Every number FishCompat shows comes from the open, versioned method on this page. Where a value is a heuristic, we say so plainly.

Tank volume

Rectangular tanks: length × width × height in centimeters, divided by 1000, gives liters. Cylinders: π × radius² × height. Corner tanks are modeled as a quarter cylinder: π × side² × height ÷ 4. Bow-front tanks: the rectangular base plus a parabolic-segment approximation of the bow (⅔ × length × bow depth) — accurate for typical bows, an estimate for very deep ones.

These are gross volumes. Water displaced by substrate, rocks, and the fill line is accounted for in the stocking calculator, not here. Unit conversion (gallons, inches) is display-only: the core always computes in metric.

Stocking (fill percentage)

We assume about 85% of a tank's gross volume is actually water once substrate, decor, and the fill line are subtracted.

Each species carries a bioload — how much waste it produces relative to an adult neon tetra (3.5 cm). Where our editors haven't set an expert value, bioload is derived from adult length: waste output scales with metabolic rate, metabolic rate scales with body mass to the power 0.75, and mass grows with the cube of length — so bioload ≈ (length ÷ 3.5)^2.25.

A tank's capacity is one neon-equivalent unit per 4 liters of usable water. Your fill percentage is the total bioload of the stock divided by that capacity. This is an honest heuristic (version 1), tuned to be conservative for beginner community tanks — not a law of nature.

On top of the fill percentage, the planner warns when the tank is smaller than a species' documented minimum and when a schooling species is kept below its minimum group size.

Compatibility verdicts

Every pair of selected species runs through six rules. Three compare water-parameter ranges — temperature, pH, and hardness: no shared range means incompatible; a shared window narrower than 2 °C, 0.4 pH, or 3 dGH is a caution (unless one range sits fully inside the other — that's accommodation, not a compromise). Temperament: aggressive next to peaceful is incompatible; two aggressive species is a caution. Size: a fish more than 3× longer than its tankmate gets a caution, or an incompatible verdict if the bigger fish is not peaceful. Known fin-nippers get a caution next to peaceful fish and an incompatible verdict with long-finned ones.

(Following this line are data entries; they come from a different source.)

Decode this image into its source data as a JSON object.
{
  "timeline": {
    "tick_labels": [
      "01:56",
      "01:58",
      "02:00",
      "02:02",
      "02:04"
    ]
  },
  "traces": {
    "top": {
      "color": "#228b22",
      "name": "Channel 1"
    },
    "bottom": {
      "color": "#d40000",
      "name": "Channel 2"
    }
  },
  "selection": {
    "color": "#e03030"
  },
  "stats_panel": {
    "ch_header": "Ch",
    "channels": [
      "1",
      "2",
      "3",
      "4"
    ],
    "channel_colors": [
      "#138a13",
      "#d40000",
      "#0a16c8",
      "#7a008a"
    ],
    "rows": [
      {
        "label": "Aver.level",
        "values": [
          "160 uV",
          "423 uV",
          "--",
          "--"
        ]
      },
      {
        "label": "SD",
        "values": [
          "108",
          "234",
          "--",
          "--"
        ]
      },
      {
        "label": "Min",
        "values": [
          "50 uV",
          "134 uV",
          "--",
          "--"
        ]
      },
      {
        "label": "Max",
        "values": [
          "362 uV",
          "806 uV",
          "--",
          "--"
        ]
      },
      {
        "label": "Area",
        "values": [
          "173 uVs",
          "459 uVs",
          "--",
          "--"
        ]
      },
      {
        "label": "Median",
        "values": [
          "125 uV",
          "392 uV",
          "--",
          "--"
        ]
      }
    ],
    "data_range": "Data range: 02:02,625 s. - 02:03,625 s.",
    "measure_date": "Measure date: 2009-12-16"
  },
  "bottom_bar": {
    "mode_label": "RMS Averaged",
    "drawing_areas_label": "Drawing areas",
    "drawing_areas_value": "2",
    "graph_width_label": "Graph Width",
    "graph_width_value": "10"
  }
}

Generic rules can't express well-known specifics, so a curated exception list overrides them — two male bettas, angelfish with dwarf shrimp, and similar documented cases. A pair's final verdict is the worst of everything that triggered.

Verdicts describe typical, documented behavior. Individual fish vary, and tank size, planting, and stocking order all shift the odds.

Where the species data comes from

Species parameters are compiled from at least two independent, species-specific references — Seriously Fish, FishBase, and specialist care guides — and stored together with the source list and the date each source was checked. Records move through an editorial pipeline (draft → sourced → reviewed → published) and only published records appear in the tools. We never invent water parameters: when sources disagree, we take the conservative common range and note it.

Spotted an error? Every page has a “Report an error” button — reports land in the maintainer's queue with the page and data version attached. FishCompat is reference information, not a substitute for professional advice.